Last night, I colored my hair again.  If I'd really wanted to make a production out of it, I could have used the free formula esalon sent for my ends.  But I found myself getting tired of the process before I'd even emptied the basic bottle.  In all seriousness, my roots were pretty much the same shade as the old color was, except there was a lot of silver sparkling among the slightly darker hairs.


April Fool's Day this year.  No makeup and lots of blonde hair...


Easter 2015.


A couple of weeks ago.  I broke in my new German curling iron and was playing with 80s style Michelle Duggar hair.

This morning, my scalp has a reddish tinge.  Later, after I shower, it will look less red and I will cut the ends of my hair, like I always do.  Somehow, I have become very proficient at cutting my own hair.  It's not particularly stylish, but it looks tidy and even, and no one stares at it.  I haven't had a professional haircut in over five years.

Come to think of it, my mom was always trying to get me to wear makeup and dress stylishly.  She tried to bribe me to lose twenty pounds once.  Offered to buy me a new wardrobe if I'd drop some weight.  All she really succeeded in doing was hurting my feelings.  At the time of her most persistent appearance related comments, I was suffering from particularly low self esteem and poor body image.  You'd never know it to look at me, especially right now, but I actually went through years of eating disordered behavior.  I used to try to starve myself.  Mostly all I succeeded in doing was getting hangry and bitchy and screwing up my metabolism.
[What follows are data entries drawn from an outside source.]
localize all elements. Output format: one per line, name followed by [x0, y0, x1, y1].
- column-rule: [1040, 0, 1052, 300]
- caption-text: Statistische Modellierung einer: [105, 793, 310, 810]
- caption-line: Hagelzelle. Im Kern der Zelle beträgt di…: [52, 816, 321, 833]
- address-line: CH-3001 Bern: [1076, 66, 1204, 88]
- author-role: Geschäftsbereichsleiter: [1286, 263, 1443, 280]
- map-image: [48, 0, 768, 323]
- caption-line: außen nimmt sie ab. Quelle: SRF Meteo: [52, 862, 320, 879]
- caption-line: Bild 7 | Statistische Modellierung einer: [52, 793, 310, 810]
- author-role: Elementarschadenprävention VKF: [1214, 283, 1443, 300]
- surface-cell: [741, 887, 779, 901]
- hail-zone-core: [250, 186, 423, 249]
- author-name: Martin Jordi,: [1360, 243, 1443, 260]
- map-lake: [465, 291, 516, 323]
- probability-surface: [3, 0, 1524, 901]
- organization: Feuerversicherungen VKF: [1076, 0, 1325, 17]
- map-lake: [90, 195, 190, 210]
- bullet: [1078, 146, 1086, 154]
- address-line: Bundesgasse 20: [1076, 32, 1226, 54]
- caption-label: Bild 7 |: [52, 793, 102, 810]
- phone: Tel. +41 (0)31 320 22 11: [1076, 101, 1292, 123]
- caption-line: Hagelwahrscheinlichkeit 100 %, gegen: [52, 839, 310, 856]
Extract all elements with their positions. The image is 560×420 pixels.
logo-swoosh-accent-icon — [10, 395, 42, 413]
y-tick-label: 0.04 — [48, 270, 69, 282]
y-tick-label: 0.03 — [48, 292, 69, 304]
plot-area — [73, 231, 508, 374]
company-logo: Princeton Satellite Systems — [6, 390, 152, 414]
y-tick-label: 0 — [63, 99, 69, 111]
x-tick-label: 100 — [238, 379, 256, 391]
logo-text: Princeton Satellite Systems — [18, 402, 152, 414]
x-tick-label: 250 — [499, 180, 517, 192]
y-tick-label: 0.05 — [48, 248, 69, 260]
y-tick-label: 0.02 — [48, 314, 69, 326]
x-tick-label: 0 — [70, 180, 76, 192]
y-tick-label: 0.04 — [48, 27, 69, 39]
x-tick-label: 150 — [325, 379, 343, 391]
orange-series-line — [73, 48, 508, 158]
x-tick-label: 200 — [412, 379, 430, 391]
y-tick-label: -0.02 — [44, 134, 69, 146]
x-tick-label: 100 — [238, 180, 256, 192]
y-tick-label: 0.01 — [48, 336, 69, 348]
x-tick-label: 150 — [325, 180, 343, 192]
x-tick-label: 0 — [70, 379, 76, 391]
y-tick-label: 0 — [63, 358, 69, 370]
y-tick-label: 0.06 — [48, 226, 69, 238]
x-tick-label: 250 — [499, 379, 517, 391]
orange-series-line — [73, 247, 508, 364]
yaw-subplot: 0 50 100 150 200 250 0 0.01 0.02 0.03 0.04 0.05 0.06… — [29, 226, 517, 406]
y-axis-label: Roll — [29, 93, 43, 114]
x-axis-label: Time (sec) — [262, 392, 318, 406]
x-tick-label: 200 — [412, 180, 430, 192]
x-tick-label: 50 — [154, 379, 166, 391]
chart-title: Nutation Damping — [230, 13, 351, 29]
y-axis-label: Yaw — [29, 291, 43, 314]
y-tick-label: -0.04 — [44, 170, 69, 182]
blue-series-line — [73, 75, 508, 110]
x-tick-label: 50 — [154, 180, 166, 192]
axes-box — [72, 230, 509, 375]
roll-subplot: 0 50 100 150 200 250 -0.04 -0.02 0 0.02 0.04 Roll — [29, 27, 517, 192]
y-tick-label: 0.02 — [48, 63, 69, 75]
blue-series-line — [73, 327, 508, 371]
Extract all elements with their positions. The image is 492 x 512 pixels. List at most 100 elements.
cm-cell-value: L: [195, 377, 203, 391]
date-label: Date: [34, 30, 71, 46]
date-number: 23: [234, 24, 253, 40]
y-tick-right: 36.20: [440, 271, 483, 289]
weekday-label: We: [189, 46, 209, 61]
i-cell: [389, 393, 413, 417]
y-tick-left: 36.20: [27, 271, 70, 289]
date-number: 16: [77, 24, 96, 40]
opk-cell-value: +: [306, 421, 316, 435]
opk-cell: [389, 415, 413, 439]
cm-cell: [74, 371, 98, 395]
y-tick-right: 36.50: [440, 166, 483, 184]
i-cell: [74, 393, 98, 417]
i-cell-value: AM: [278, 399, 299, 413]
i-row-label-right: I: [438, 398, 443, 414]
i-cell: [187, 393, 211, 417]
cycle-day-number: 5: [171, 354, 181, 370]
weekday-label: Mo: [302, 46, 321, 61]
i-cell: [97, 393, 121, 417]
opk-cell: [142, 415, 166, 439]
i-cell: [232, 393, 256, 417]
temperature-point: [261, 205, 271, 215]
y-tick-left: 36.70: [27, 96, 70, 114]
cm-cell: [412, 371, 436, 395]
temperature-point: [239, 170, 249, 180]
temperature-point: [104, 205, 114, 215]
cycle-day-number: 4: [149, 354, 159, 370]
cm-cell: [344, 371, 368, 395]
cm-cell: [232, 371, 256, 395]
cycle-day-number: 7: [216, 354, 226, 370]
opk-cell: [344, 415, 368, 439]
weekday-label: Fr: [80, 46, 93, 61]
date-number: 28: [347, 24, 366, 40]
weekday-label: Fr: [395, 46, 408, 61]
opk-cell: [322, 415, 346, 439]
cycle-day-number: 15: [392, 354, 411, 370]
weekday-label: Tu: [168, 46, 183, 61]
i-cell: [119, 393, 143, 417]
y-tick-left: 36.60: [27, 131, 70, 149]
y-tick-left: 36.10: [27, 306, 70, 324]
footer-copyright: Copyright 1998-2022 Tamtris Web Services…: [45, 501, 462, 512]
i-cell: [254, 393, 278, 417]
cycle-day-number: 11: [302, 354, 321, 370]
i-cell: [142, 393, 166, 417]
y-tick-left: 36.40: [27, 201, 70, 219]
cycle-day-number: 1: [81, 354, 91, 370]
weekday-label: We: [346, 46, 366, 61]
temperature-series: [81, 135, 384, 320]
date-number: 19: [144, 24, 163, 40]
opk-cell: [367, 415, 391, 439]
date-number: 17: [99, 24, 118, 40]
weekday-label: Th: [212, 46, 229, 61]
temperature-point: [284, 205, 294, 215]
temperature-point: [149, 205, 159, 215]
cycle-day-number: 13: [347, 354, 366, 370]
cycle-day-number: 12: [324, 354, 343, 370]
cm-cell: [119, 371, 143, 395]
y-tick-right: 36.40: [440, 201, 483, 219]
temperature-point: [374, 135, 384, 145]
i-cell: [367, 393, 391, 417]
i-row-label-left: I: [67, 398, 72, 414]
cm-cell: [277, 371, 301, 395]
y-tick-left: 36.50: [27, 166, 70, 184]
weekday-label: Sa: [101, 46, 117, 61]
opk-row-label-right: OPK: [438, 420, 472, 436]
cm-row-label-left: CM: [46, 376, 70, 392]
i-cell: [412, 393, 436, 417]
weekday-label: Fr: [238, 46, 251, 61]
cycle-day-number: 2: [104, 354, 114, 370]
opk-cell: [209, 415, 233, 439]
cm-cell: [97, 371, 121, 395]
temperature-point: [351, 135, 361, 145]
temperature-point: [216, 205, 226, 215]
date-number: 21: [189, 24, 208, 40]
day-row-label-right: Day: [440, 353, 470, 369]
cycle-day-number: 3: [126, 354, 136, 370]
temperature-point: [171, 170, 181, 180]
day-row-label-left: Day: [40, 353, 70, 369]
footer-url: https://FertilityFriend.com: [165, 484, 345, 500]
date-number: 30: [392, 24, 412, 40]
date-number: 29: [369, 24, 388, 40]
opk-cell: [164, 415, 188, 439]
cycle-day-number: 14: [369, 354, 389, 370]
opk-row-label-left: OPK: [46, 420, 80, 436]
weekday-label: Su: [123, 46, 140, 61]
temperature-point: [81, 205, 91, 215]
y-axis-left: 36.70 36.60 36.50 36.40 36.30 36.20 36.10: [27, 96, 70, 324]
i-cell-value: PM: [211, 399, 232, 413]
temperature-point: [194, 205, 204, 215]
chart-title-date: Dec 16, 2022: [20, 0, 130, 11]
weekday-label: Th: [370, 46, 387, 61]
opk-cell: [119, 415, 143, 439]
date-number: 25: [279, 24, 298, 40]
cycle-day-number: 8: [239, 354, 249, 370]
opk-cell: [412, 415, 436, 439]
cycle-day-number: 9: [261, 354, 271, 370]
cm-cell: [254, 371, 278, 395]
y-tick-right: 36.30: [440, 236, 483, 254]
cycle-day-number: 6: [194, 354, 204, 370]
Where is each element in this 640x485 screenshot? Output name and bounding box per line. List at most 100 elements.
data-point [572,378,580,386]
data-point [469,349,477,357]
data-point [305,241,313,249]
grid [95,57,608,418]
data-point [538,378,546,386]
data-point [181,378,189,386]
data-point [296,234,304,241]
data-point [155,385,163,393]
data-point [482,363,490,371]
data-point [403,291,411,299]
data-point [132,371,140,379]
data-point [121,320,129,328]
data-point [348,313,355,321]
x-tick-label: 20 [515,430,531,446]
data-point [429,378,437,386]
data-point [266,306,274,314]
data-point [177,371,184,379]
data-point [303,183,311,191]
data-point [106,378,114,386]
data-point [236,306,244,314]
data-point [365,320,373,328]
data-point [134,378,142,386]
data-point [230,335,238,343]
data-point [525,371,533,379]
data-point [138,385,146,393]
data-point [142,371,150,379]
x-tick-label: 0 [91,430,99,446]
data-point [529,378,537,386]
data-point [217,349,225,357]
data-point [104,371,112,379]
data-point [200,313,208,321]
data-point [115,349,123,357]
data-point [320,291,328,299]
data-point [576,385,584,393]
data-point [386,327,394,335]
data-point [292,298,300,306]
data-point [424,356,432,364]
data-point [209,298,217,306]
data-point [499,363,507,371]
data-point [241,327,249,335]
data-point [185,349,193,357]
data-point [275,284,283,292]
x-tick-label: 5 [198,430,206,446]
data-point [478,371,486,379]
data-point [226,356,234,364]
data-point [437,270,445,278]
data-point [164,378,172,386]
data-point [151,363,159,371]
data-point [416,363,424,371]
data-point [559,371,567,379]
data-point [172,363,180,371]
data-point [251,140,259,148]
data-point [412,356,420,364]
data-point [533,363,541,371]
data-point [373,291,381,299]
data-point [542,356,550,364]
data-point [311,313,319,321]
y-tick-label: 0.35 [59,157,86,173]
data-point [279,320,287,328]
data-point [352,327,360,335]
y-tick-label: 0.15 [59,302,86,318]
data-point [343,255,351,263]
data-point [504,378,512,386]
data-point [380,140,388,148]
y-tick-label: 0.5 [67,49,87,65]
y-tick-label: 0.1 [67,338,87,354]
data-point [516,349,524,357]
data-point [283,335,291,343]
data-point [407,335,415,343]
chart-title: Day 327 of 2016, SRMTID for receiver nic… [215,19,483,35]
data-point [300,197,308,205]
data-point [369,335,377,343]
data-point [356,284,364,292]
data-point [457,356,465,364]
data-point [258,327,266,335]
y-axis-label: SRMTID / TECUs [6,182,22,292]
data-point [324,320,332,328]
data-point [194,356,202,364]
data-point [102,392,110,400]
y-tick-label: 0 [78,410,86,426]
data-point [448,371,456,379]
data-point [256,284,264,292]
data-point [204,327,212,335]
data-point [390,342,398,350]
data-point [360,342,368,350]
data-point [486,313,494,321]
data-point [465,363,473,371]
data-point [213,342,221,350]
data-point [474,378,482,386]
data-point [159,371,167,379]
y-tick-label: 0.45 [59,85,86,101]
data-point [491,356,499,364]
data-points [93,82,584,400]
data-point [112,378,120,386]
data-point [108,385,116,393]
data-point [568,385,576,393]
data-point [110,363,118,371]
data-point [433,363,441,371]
Mom would tell me she thought I was "beautiful" and would even compare me to some actress on The Young and the Restless.  I didn't think I looked like her at all, but Mom did.  And she'd bug me to put on makeup even if I wasn't going anywhere.  She ran a business out of our home and would use that as an excuse to get me to cover up my zits.  "What will people think?" she'd ask.  And she said that not wearing makeup and fixing my hair meant I had low self-esteem.  I did have low self-esteem, but my desire to be bare faced and unstyled had little to do with that.  I did (and still do) fix myself up if I was going out.  For me, it's a practical thing.  Why put on makeup and fix my hair if I'm not going anywhere?

My years with Bill, fraught with drama as they have been at times, have been the best in my life.  He is the one person who doesn't ask me to be someone I'm not.  He doesn't care if I wear makeup, fix my hair, or dress stylishly.  He enjoys my company.  It doesn't bother him that when I laugh, I cackle like a hyena.  He doesn't mind that I swear like a sailor.  So, with that in mind, maybe it's time I let nature take its course and quit torturing myself with hair color.  I bet if I went natural, I'd be a natural blonde again.  Maybe soon I'll even break down and go to a hairstylist so I can get my hair cut short.  That seems to be how old ladies are supposed to wear their hair.

Yeah... I am about at the point at which I don't give a fuck anymore.  Even my mom quit coloring her hair sometime ago.  Maybe it's time I followed her lead.  

3 comments:

  1. i don't think your hair looks all that much like J'chelle's.I liked your hair blonde but I like it in its titian state as well.

    I evolved from baldie (hair all over my body hut none on my head) to towhead to stillclearly blonde to dishwater blonde to "I'm going to take matters into my own hand s and be blonde again." . Who knows where I'll end up?

    ReplyDelete
    Replies
    1. Natural for me right now would be silver blonde. I seem to have come full circle.

      Delete
    2. I was referring to the curls and peaked, hairsprayed look in the last photo. I ended up brushing it out to look a little more like 2015 and less like 1989.